Кадры с Тимофеевским вышли несколько хуже предыдущих. Мне удалось снять его только со спины. Сопя и отдуваясь, он поковырялся в замке ящика, затем закрыл его и стал подниматься пешком. Я же, стараясь ступать как можно бесшумнее, пошла на четвертый этаж. Оттуда мне было слышно его тяжелое дыхание и позвякивание ключей. Заместитель главы администрации, ничего не подозревая, отправился на покой в свою одинокую, но роскошную квартиру. А был ли он одинок, имея сейчас в кармане три тысячи долларов? И так каждый понедельник!
Вернувшись «домой», я обнаружила Юльку сидящей у телевизора.
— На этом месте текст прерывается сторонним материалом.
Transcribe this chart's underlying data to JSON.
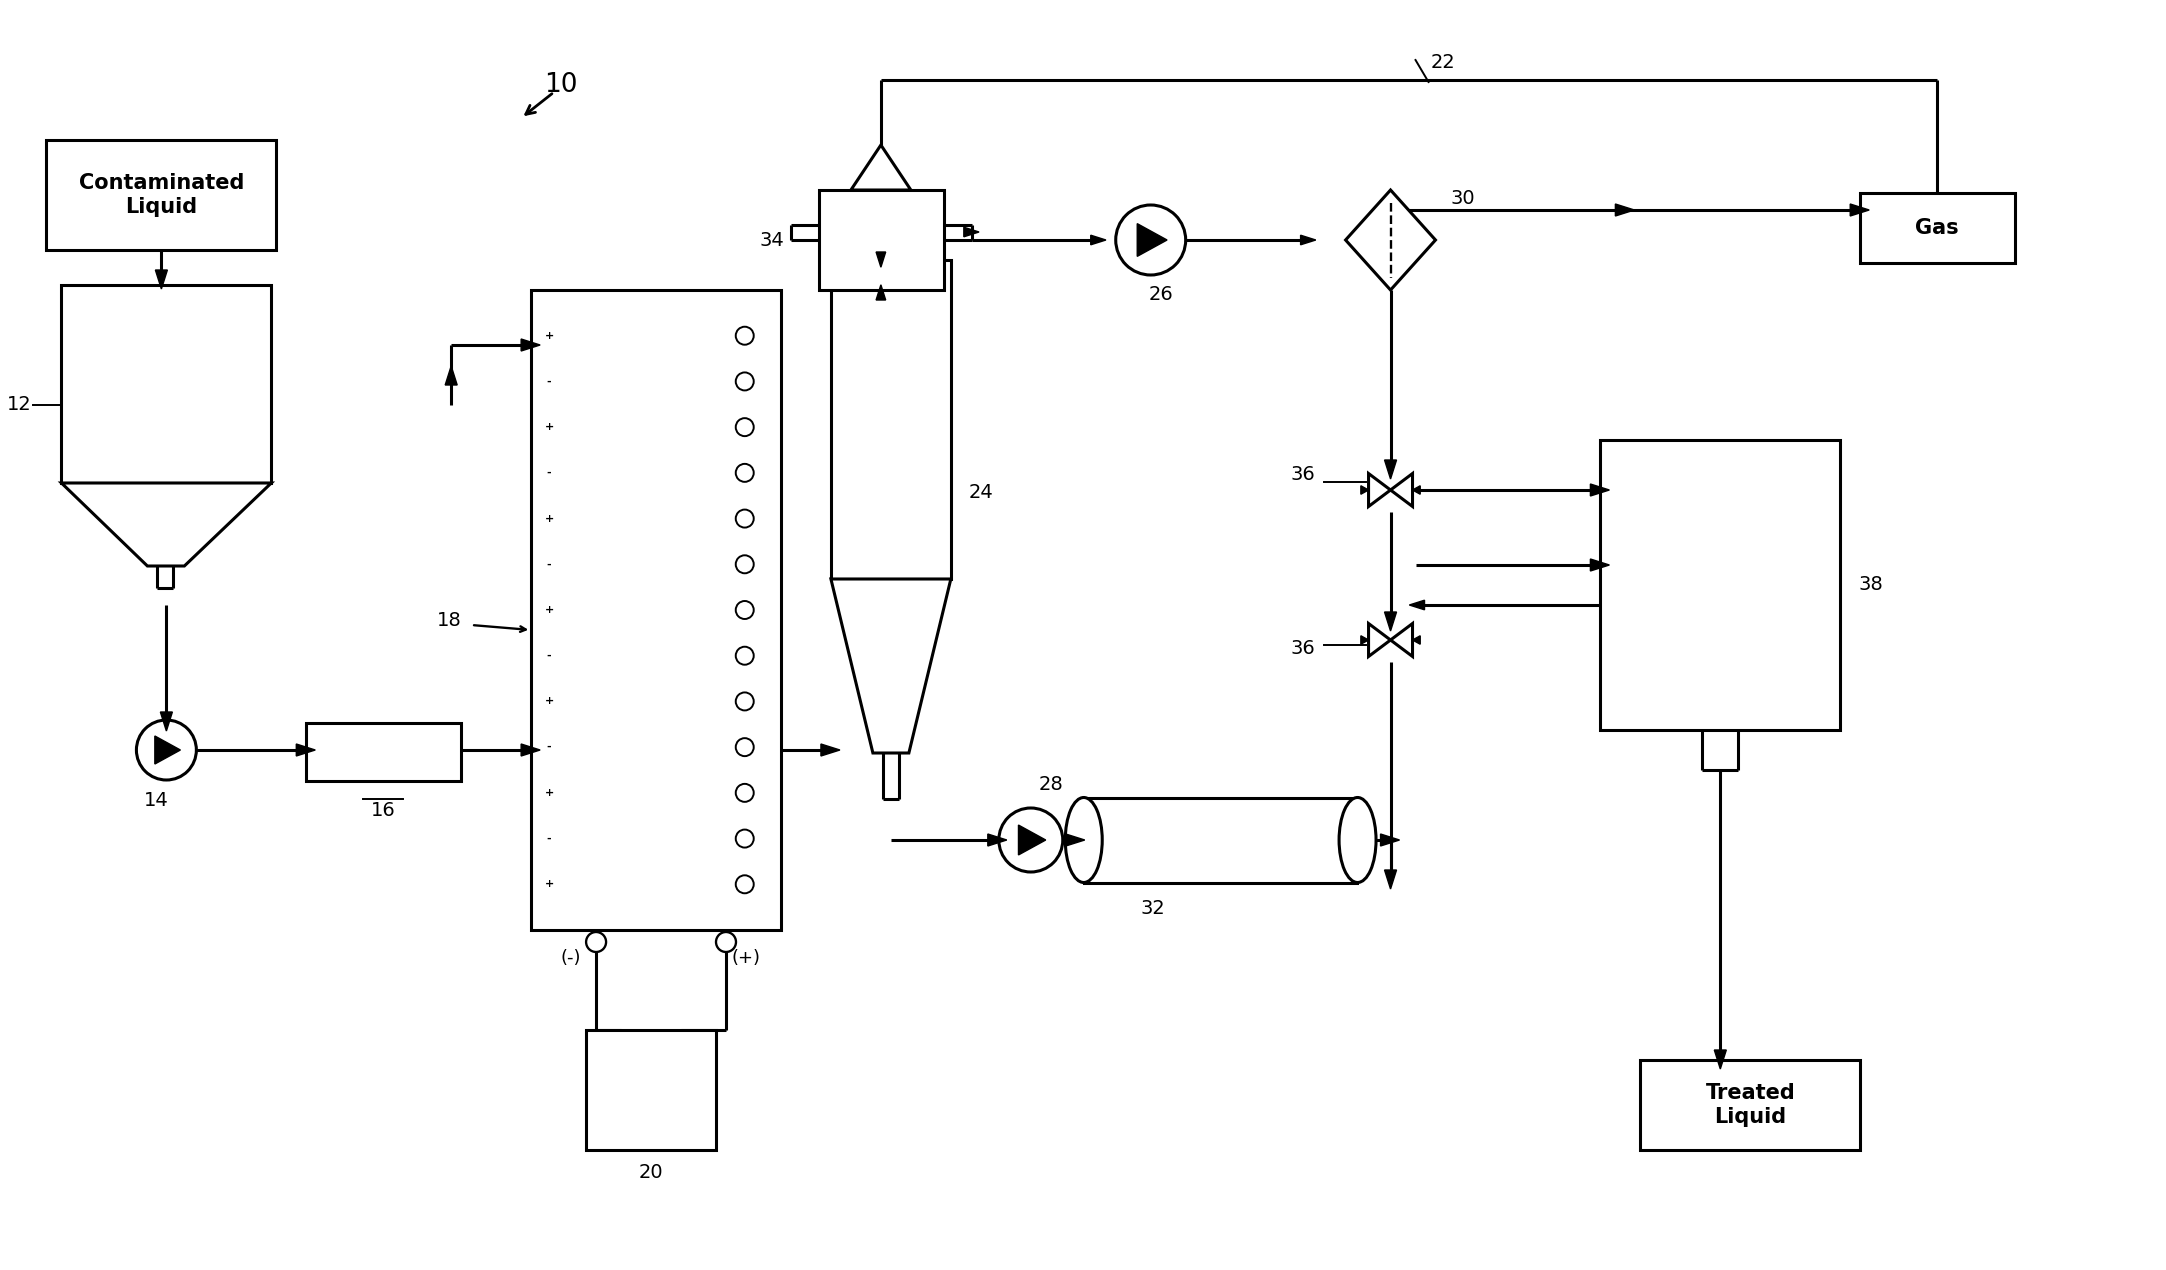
{
  "bg_color": "#ffffff",
  "lw": 2.2,
  "lw_thin": 1.4,
  "fs": 15,
  "fsn": 14,
  "figw": 21.66,
  "figh": 12.7,
  "dpi": 100,
  "labels": {
    "sys": "10",
    "recycle": "22",
    "tank": "12",
    "pump1": "14",
    "meter": "16",
    "ec": "18",
    "psu": "20",
    "cav": "24",
    "pump2": "26",
    "pump3": "28",
    "sep": "30",
    "reactor": "32",
    "deg": "34",
    "v1": "36",
    "v2": "36",
    "tk2": "38",
    "contam": "Contaminated\nLiquid",
    "gas": "Gas",
    "treated": "Treated\nLiquid",
    "neg": "(-)",
    "pos": "(+)"
  }
}
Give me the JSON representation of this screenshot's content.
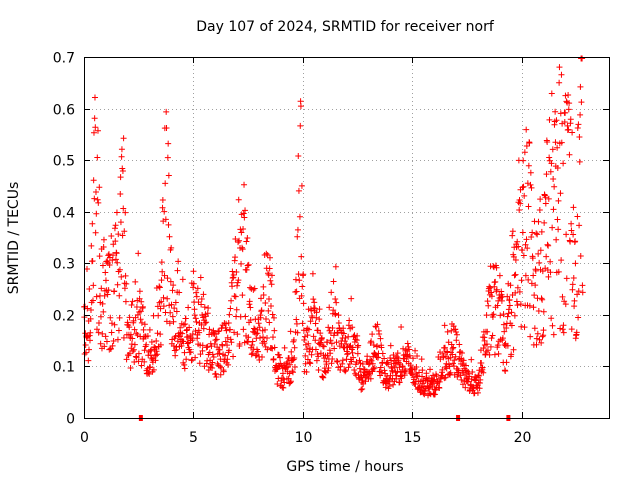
{
  "chart_data": {
    "type": "scatter",
    "title": "Day 107 of 2024, SRMTID for receiver norf",
    "xlabel": "GPS time / hours",
    "ylabel": "SRMTID / TECUs",
    "xlim": [
      0,
      24
    ],
    "ylim": [
      0,
      0.7
    ],
    "xticks": [
      0,
      5,
      10,
      15,
      20
    ],
    "xtick_labels": [
      "0",
      "5",
      "10",
      "15",
      "20"
    ],
    "yticks": [
      0,
      0.1,
      0.2,
      0.3,
      0.4,
      0.5,
      0.6,
      0.7
    ],
    "ytick_labels": [
      "0",
      "0.1",
      "0.2",
      "0.3",
      "0.4",
      "0.5",
      "0.6",
      "0.7"
    ],
    "grid": true,
    "marker": "+",
    "marker_color": "#ff0000",
    "series": [
      {
        "name": "norf SRMTID",
        "profile": [
          {
            "x": 0.0,
            "y": 0.16
          },
          {
            "x": 0.3,
            "y": 0.2
          },
          {
            "x": 0.55,
            "y": 0.45
          },
          {
            "x": 0.8,
            "y": 0.24
          },
          {
            "x": 1.2,
            "y": 0.22
          },
          {
            "x": 1.6,
            "y": 0.3
          },
          {
            "x": 1.8,
            "y": 0.38
          },
          {
            "x": 2.0,
            "y": 0.13
          },
          {
            "x": 2.4,
            "y": 0.2
          },
          {
            "x": 2.8,
            "y": 0.14
          },
          {
            "x": 3.2,
            "y": 0.12
          },
          {
            "x": 3.5,
            "y": 0.2
          },
          {
            "x": 3.75,
            "y": 0.46
          },
          {
            "x": 4.0,
            "y": 0.18
          },
          {
            "x": 4.3,
            "y": 0.22
          },
          {
            "x": 4.6,
            "y": 0.15
          },
          {
            "x": 5.0,
            "y": 0.2
          },
          {
            "x": 5.5,
            "y": 0.16
          },
          {
            "x": 6.0,
            "y": 0.12
          },
          {
            "x": 6.5,
            "y": 0.14
          },
          {
            "x": 7.0,
            "y": 0.25
          },
          {
            "x": 7.3,
            "y": 0.31
          },
          {
            "x": 7.6,
            "y": 0.2
          },
          {
            "x": 8.0,
            "y": 0.16
          },
          {
            "x": 8.5,
            "y": 0.26
          },
          {
            "x": 8.8,
            "y": 0.1
          },
          {
            "x": 9.2,
            "y": 0.08
          },
          {
            "x": 9.6,
            "y": 0.12
          },
          {
            "x": 9.9,
            "y": 0.4
          },
          {
            "x": 10.1,
            "y": 0.12
          },
          {
            "x": 10.5,
            "y": 0.18
          },
          {
            "x": 11.0,
            "y": 0.1
          },
          {
            "x": 11.4,
            "y": 0.2
          },
          {
            "x": 11.8,
            "y": 0.12
          },
          {
            "x": 12.3,
            "y": 0.15
          },
          {
            "x": 12.7,
            "y": 0.07
          },
          {
            "x": 13.0,
            "y": 0.1
          },
          {
            "x": 13.4,
            "y": 0.14
          },
          {
            "x": 13.8,
            "y": 0.08
          },
          {
            "x": 14.3,
            "y": 0.1
          },
          {
            "x": 14.8,
            "y": 0.11
          },
          {
            "x": 15.3,
            "y": 0.07
          },
          {
            "x": 15.8,
            "y": 0.06
          },
          {
            "x": 16.2,
            "y": 0.07
          },
          {
            "x": 16.6,
            "y": 0.12
          },
          {
            "x": 17.0,
            "y": 0.13
          },
          {
            "x": 17.4,
            "y": 0.08
          },
          {
            "x": 18.0,
            "y": 0.06
          },
          {
            "x": 18.3,
            "y": 0.14
          },
          {
            "x": 18.7,
            "y": 0.22
          },
          {
            "x": 19.0,
            "y": 0.2
          },
          {
            "x": 19.3,
            "y": 0.13
          },
          {
            "x": 19.7,
            "y": 0.25
          },
          {
            "x": 20.0,
            "y": 0.33
          },
          {
            "x": 20.3,
            "y": 0.38
          },
          {
            "x": 20.6,
            "y": 0.26
          },
          {
            "x": 21.0,
            "y": 0.3
          },
          {
            "x": 21.4,
            "y": 0.4
          },
          {
            "x": 21.8,
            "y": 0.42
          },
          {
            "x": 22.2,
            "y": 0.4
          },
          {
            "x": 22.5,
            "y": 0.32
          },
          {
            "x": 22.8,
            "y": 0.55
          }
        ]
      }
    ],
    "x_axis_markers": [
      2.6,
      17.1,
      19.4
    ]
  }
}
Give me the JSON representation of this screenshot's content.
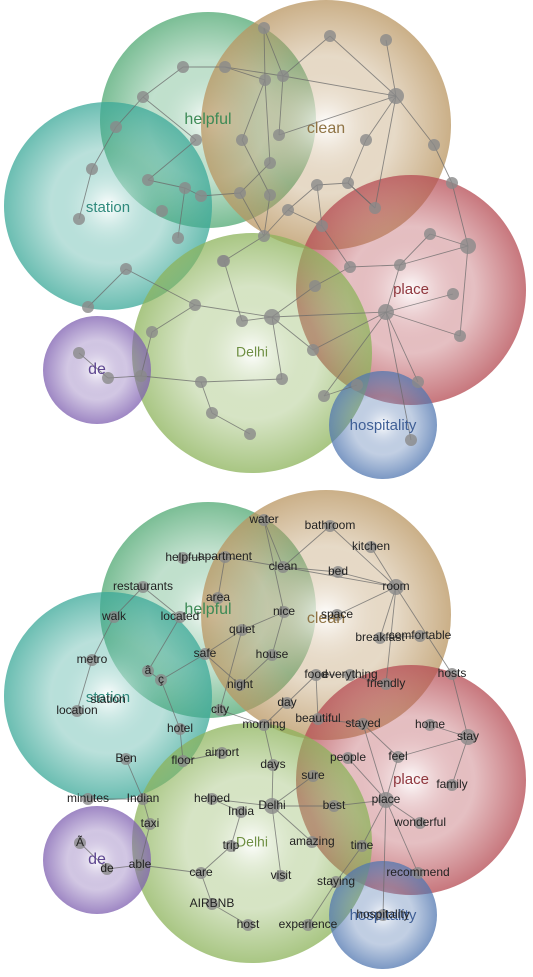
{
  "panel_top": {
    "clusters": [
      {
        "key": "helpful",
        "label": "helpful",
        "color": "#4fa872",
        "label_color": "#3d8a56"
      },
      {
        "key": "clean",
        "label": "clean",
        "color": "#b99560",
        "label_color": "#8f7445"
      },
      {
        "key": "station",
        "label": "station",
        "color": "#3aa898",
        "label_color": "#2f8a7c"
      },
      {
        "key": "place",
        "label": "place",
        "color": "#b54a52",
        "label_color": "#8f363d"
      },
      {
        "key": "delhi",
        "label": "Delhi",
        "color": "#8cb35a",
        "label_color": "#6e8f42"
      },
      {
        "key": "de",
        "label": "de",
        "color": "#7e5fb0",
        "label_color": "#5e4690"
      },
      {
        "key": "hospitality",
        "label": "hospitality",
        "color": "#5076b0",
        "label_color": "#3f5f96"
      }
    ]
  },
  "panel_bottom": {
    "clusters": [
      {
        "key": "helpful",
        "label": "helpful",
        "color": "#4fa872",
        "label_color": "#3d8a56"
      },
      {
        "key": "clean",
        "label": "clean",
        "color": "#b99560",
        "label_color": "#8f7445"
      },
      {
        "key": "station",
        "label": "station",
        "color": "#3aa898",
        "label_color": "#2f8a7c"
      },
      {
        "key": "place",
        "label": "place",
        "color": "#b54a52",
        "label_color": "#8f363d"
      },
      {
        "key": "delhi",
        "label": "Delhi",
        "color": "#8cb35a",
        "label_color": "#6e8f42"
      },
      {
        "key": "de",
        "label": "de",
        "color": "#7e5fb0",
        "label_color": "#5e4690"
      },
      {
        "key": "hospitality",
        "label": "hospitality",
        "color": "#5076b0",
        "label_color": "#3f5f96"
      }
    ],
    "words": [
      "water",
      "bathroom",
      "kitchen",
      "helpful",
      "apartment",
      "clean",
      "bed",
      "room",
      "restaurants",
      "area",
      "walk",
      "located",
      "nice",
      "space",
      "quiet",
      "comfortable",
      "breakfast",
      "house",
      "metro",
      "safe",
      "food",
      "everything",
      "hosts",
      "friendly",
      "station",
      "location",
      "night",
      "day",
      "city",
      "beautiful",
      "morning",
      "stayed",
      "home",
      "stay",
      "hotel",
      "Ben",
      "floor",
      "airport",
      "days",
      "sure",
      "people",
      "feel",
      "family",
      "place",
      "helped",
      "minutes",
      "Indian",
      "India",
      "Delhi",
      "best",
      "wonderful",
      "taxi",
      "trip",
      "amazing",
      "time",
      "able",
      "de",
      "care",
      "visit",
      "staying",
      "recommend",
      "AIRBNB",
      "host",
      "experience",
      "hospitality",
      "â",
      "ç",
      "Ã"
    ]
  },
  "node_color": "#8a8a8a",
  "edge_color": "#6a6a6a"
}
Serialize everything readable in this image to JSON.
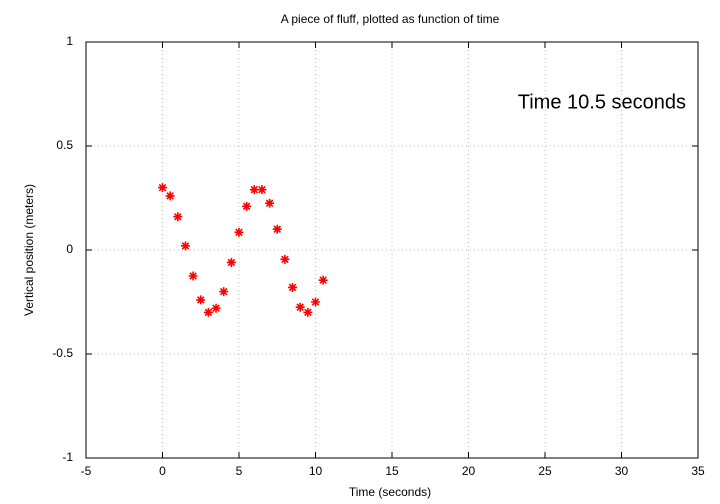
{
  "chart_data": {
    "type": "scatter",
    "title": "A piece of fluff, plotted as function of time",
    "x_label": "Time (seconds)",
    "y_label": "Vertical position (meters)",
    "annotation": "Time 10.5 seconds",
    "x": [
      0,
      0.5,
      1,
      1.5,
      2,
      2.5,
      3,
      3.5,
      4,
      4.5,
      5,
      5.5,
      6,
      6.5,
      7,
      7.5,
      8,
      8.5,
      9,
      9.5,
      10,
      10.5
    ],
    "values": [
      0.3,
      0.26,
      0.16,
      0.02,
      -0.125,
      -0.24,
      -0.3,
      -0.28,
      -0.2,
      -0.06,
      0.085,
      0.21,
      0.29,
      0.29,
      0.225,
      0.1,
      -0.045,
      -0.18,
      -0.275,
      -0.3,
      -0.25,
      -0.145
    ],
    "color": "#ff0000",
    "xlim": [
      -5,
      35
    ],
    "xticks": [
      -5,
      0,
      5,
      10,
      15,
      20,
      25,
      30,
      35
    ],
    "ylim": [
      -1,
      1
    ],
    "yticks": [
      -1,
      -0.5,
      0,
      0.5,
      1
    ],
    "grid": true
  }
}
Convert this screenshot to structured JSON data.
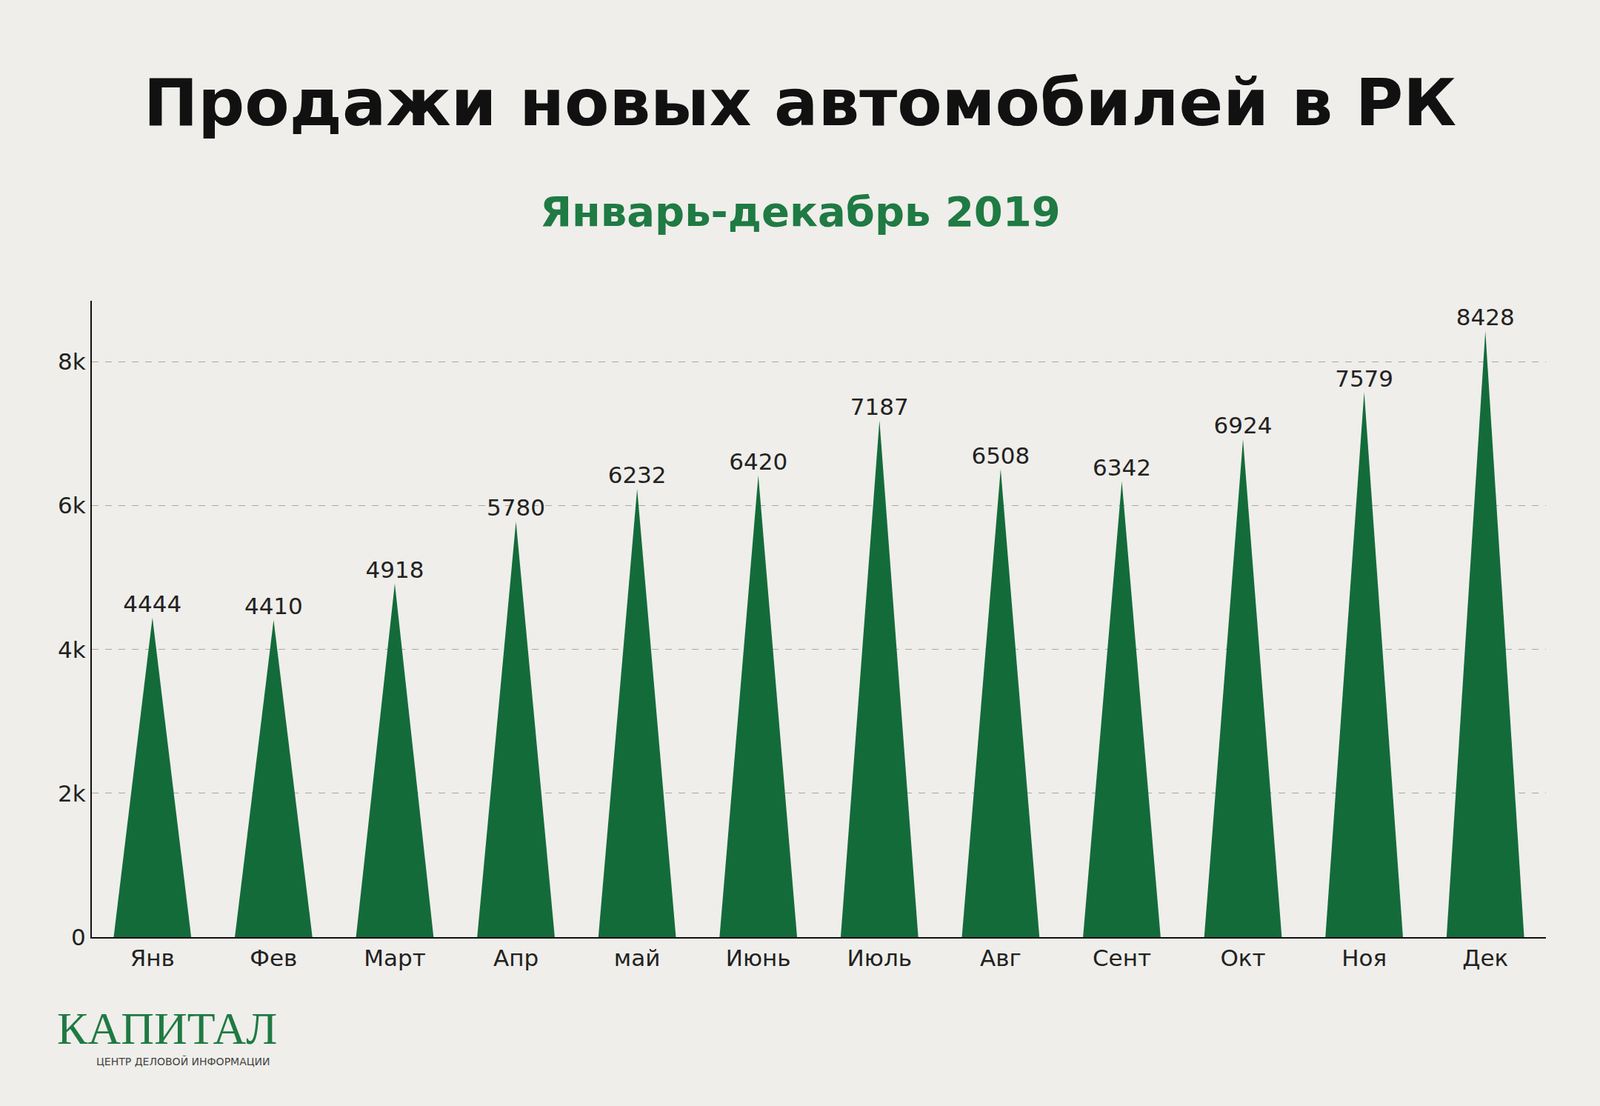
{
  "chart_data": {
    "type": "bar",
    "marker": "triangle",
    "title": "Продажи новых автомобилей в РК",
    "subtitle": "Январь-декабрь 2019",
    "annotations": [
      "КАПИТАЛ",
      "ЦЕНТР ДЕЛОВОЙ ИНФОРМАЦИИ"
    ],
    "categories": [
      "Янв",
      "Фев",
      "Март",
      "Апр",
      "май",
      "Июнь",
      "Июль",
      "Авг",
      "Сент",
      "Окт",
      "Ноя",
      "Дек"
    ],
    "values": [
      4444,
      4410,
      4918,
      5780,
      6232,
      6420,
      7187,
      6508,
      6342,
      6924,
      7579,
      8428
    ],
    "color": "#146b3a",
    "ylim": [
      0,
      8850
    ],
    "yticks": [
      0,
      {
        "value": 2000,
        "label": "2k"
      },
      {
        "value": 4000,
        "label": "4k"
      },
      {
        "value": 6000,
        "label": "6k"
      },
      {
        "value": 8000,
        "label": "8k"
      }
    ],
    "grid": true,
    "data_labels": true
  }
}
Она внимала последним новостям нашей губернии.
— Ой, Татьяна, — взволнованно воскликнула она. — Представляешь, сейчас передавали, что у нас в пригороде повесилась одна женщина. Она оставила предсмертную записку, что ей нечем кормить своих детей. Какой кошмар! До чего дошла страна! Это же ужас какой-то!
— Согласна, — лаконично ответила я и машинально погладила рукой глянцевую кожу сумочки, в которой находилась видеокамера.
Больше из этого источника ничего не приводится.